Revenons succinctement au triptyque de notre triangle de la radicalité. Premièrement, le rejet de l’autre qui peut se traduire par une tendance à recourir à la manipulation, une tentation subversive qui vise à renforcer le postulat radical par la négation ou la perturbation d’une autre vision, d’un autre regard. Deuxièmement, la racine : le retour aux sources est une forme de radicalité. La racine, le radix est aussi l’essence de l’identité, sa revendication peut engendrer des actions violentes, sinon dans des contextes moins exacerbés, elle accentue les tensions. Et enfin, troisièmement, l’opinion et le jugement : la perception et plus particulièrement la représentation donne à voir une réalité qui n’est qu’une perspective. La compréhension du phénomène reste alors dépendante des acteurs sociaux, de leur culture, de leur identité.
Pour conclure
En observant ses significations plurielles altérant son usage dans l’espace public, nous avons vu dans cet article que le sens de la radicalité a évolué dans l’espace et le temps. En abordant l’étymologie, la source, la racine, nous avons souligné la difficulté sémantique et terminologique qui permet de l’appréhender. Par ailleurs, nous avons montré que le contexte de son emploi, qu’il soit politique ou religieux, précise et contextualise la représentation qu’on peut se construire sur la radicalité de manière générale.
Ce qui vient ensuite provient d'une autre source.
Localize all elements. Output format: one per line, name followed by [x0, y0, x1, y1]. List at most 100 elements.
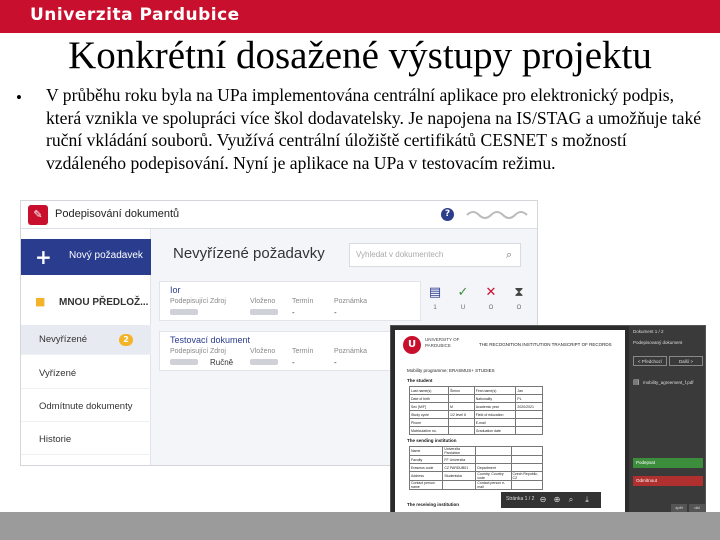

Aussi, nous sommes conscients qu’il est possible d’approcher la radicalité par des modèles comparatistes ou dialectiques telles proposées par Sageman (2019, 2021), cependant notre article a proposé de dépasser ces approches et celles qui tendent vers l’élaboration de grilles de lecture qui permettraient d’apporter des réponses ou du moins de faire des préconisations face à des événements macabres (Faucher & Truc, 2020).
Comme nous l’avons vu, le sens de la radicalité dans la sphère publique (au sens habermassien du terme, c’est-à-dire l’espace de publicisation), dans le discours politique et à travers les médias est réduit au terrorisme et à la radicalisation violente. À rebours, notre postulat est autre : pour nous, la radicalité est intégrée à un mode de communication à part entière, c’est pourquoi nous formulons l’hypothèse d’un triangle de la radicalité. Autrement dit, la radicalité en communication, qui s’opère dans une communication en face-à-face ou médiatée, manifeste une négation, un déni, voire une rupture avec la figure de l’autre. Ce texte n’est donc ni un dialogue entre l’Orient et l’Occident (Fleury, 2016) ni un « pamphlet » de rupture de la communication (Barnavi, 2006). Nous aurons proposé de cerner le concept de radicalité à partir de trois volets qui sont le fil d’Ariane de notre essai (le rejet et la négation, l’identité, la manipulation). Il ne reste plus qu’à éprouver ce modèle au regard des phénomènes contemporains qui tendent vers la non-communication et la rupture.